Michael Yaconelli is just the latest in a long string of saints who have kept me in the corral every time I think of jumping the fence.

To all those who, by their testimony, have made me understand that I have a place in God's mercy and love, I give thanks in this season of preparation called Advent. They are the people who, by their words and their actions, gently welcomed me and said, "Come in and sit a spell - you're welcome." They were the ones who wrapped ME in swaddling clothes at my Christian birth - and I will always be grateful for them.

Thank you, God, for saints like Mike Yaconelli, who were capable of "killing me softly" with their words and the stories of their lives. Help me to be a bridge like them, that I might reach those who might otherwise not hear the words of Christ. Help me help them hear the message of welcome and acceptance.
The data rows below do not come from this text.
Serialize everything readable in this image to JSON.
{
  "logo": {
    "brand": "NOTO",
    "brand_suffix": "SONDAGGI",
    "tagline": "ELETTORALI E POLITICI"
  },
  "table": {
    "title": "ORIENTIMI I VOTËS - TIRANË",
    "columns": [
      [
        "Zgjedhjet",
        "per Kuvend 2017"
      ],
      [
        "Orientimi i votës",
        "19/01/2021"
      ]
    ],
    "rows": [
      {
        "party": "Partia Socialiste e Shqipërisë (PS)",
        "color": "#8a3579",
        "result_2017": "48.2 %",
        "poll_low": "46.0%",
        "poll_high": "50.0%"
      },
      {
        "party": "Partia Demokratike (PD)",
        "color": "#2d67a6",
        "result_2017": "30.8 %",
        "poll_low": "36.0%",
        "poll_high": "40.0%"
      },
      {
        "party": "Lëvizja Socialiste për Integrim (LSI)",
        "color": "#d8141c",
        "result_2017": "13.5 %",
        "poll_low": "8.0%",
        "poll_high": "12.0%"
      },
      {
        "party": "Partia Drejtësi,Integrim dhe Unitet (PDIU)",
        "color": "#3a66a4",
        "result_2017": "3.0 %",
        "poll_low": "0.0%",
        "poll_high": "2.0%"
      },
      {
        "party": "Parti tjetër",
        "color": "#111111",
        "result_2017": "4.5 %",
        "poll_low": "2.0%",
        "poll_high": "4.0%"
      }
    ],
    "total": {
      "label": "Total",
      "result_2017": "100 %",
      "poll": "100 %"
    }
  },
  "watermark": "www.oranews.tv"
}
Amen.


Poor Mad Peter said...

"We are worth more broken,"

--from Broken for You, by Stephanie Kallos.

A novel well worth reading by anyone who has a faith stance.

Blessings, Steve man.

Michael said...

I still remember being on retreat in Gloucester, MA back in 1982. It was a beautiful spot, and I was sitting looking at all the pine trees growing on the rocks leaning out over the ocean. Suddenly I realized that they were all beautiful, all perfect trees. Whether twisted by the wind and weather or straight as an arrow, each one was still a tree, fully a tree, gloriously and perfectly a tree. It wasn't that some were trees and others weren't quite. Each was perfectly a tree in its unique way. It changed forever my notion of what perfection is.

Because even broken is perfect. Else what would the eucharistic bread be all about?

Heidi Renee said...

I think that mistranslation was the best work the enemy of God has ever done - that word "perfect" should never have entered into the canon - it should read "complete" or "whole" - not perfect. The quest for perfection has caused so much shit in the body of Christ.

If I get a chance to talk in front of people it's usually the first thing on my list. Perfectionism is slavery. We are free, we need to be whole.

Luvs me the Yac too. Did you ever get to meet him? He was just as crazy (maybe crazier) in life than he was in writing. He was the only person in my life I could have ever called a "mentor". Miss him big time.